Both repositories offer implementations of common algorithms and data structures. algorithms focuses on Go implementations with a clean, minimalist approach. interactive-coding-challenges provides a more comprehensive learning experience with Python implementations, interactive notebooks, and detailed explanations. The choice between the two depends on the user's preferred language and learning style.

A collection of algorithms and data structures

Pros of Algorithms

  • More comprehensive coverage of algorithms and data structures
  • Better documentation and explanations for each implementation
  • Includes unit tests for most algorithms

Cons of Algorithms

  • Primarily uses Java, which may not be ideal for all users
  • Less focus on graph algorithms compared to algorithms

Code Comparison

algorithms (Go):

func BinarySearch(array []int, target int) int {
    low, high := 0, len(array)-1
    for low <= high {
        mid := (low + high) / 2
        if array[mid] == target {
            return mid
        } else if array[mid] < target {
            low = mid + 1
        } else {
            high = mid - 1
        }
    }
    return -1
}

Algorithms (Java):

public static int binarySearch(int[] arr, int target) {
  int lo = 0, hi = arr.length - 1;
  while (lo <= hi) {
    int mid = lo + (hi - lo) / 2;
    if (arr[mid] == target) return mid;
    if (arr[mid] < target) lo = mid + 1;
    else hi = mid - 1;
  }
  return -1;
}

Both repositories provide implementations of common algorithms and data structures. algorithms focuses on Go implementations with a clean, minimalist approach. Algorithms offers a more extensive collection in Java with detailed explanations and unit tests.

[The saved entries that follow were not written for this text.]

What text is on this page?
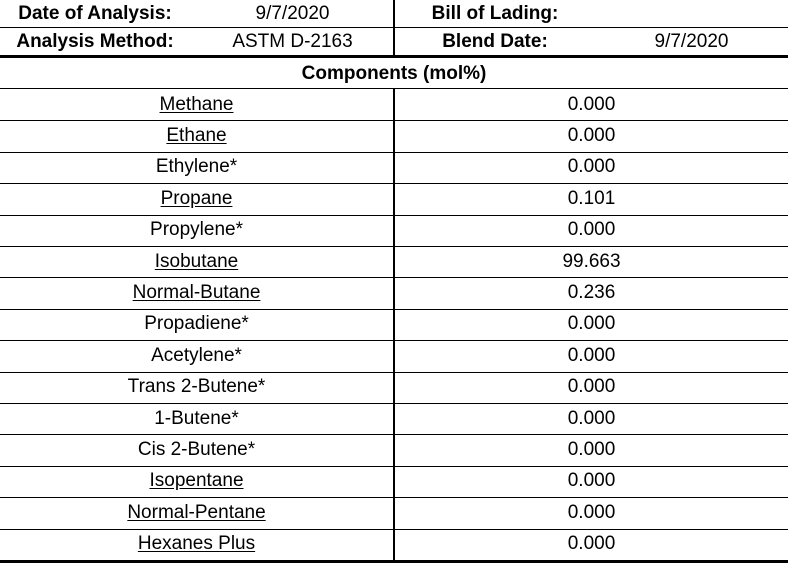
Date of Analysis:	9/7/2020	Bill of Lading:
Analysis Method:	ASTM D-2163	Blend Date:	9/7/2020
Components (mol%)
Methane	0.000
Ethane	0.000
Ethylene*	0.000
Propane	0.101
Propylene*	0.000
Isobutane	99.663
Normal-Butane	0.236
Propadiene*	0.000
Acetylene*	0.000
Trans 2-Butene*	0.000
1-Butene*	0.000
Cis 2-Butene*	0.000
Isopentane	0.000
Normal-Pentane	0.000
Hexanes Plus	0.000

The choice between them may depend on your preferred programming language and the depth of explanations you require.

A Python module for learning all major algorithms

Pros of pygorithm

  • Written in Python, making it more accessible for Python developers
  • Includes a wider range of algorithms and data structures
  • Provides detailed explanations and time complexity for each algorithm

Cons of pygorithm

  • Less organized file structure compared to algorithms
  • May have slower performance due to being implemented in Python
  • Lacks some advanced algorithms present in algorithms

Code Comparison

pygorithm (Binary Search implementation):

def binary_search(sorted_collection, item):
    left = 0
    right = len(sorted_collection) - 1

    while left <= right:
        midpoint = left + (right - left) // 2
        current_item = sorted_collection[midpoint]
        if current_item == item:
            return midpoint
        elif item < current_item:
            right = midpoint - 1
        else:
            left = midpoint + 1
    return None

algorithms (Binary Search implementation):

func BinarySearch(array []int, target int, lowIndex int, highIndex int) int {
	if highIndex < lowIndex {
		return -1
	}
	mid := int(lowIndex + (highIndex-lowIndex)/2)
	if array[mid] > target {
		return BinarySearch(array, target, lowIndex, mid)
	} else if array[mid] < target {
		return BinarySearch(array, target, mid+1, highIndex)
	} else {
		return mid
	}
}

The pygorithm implementation uses an iterative approach, while algorithms uses recursion. The Go implementation in algorithms may be more efficient due to the language's performance characteristics.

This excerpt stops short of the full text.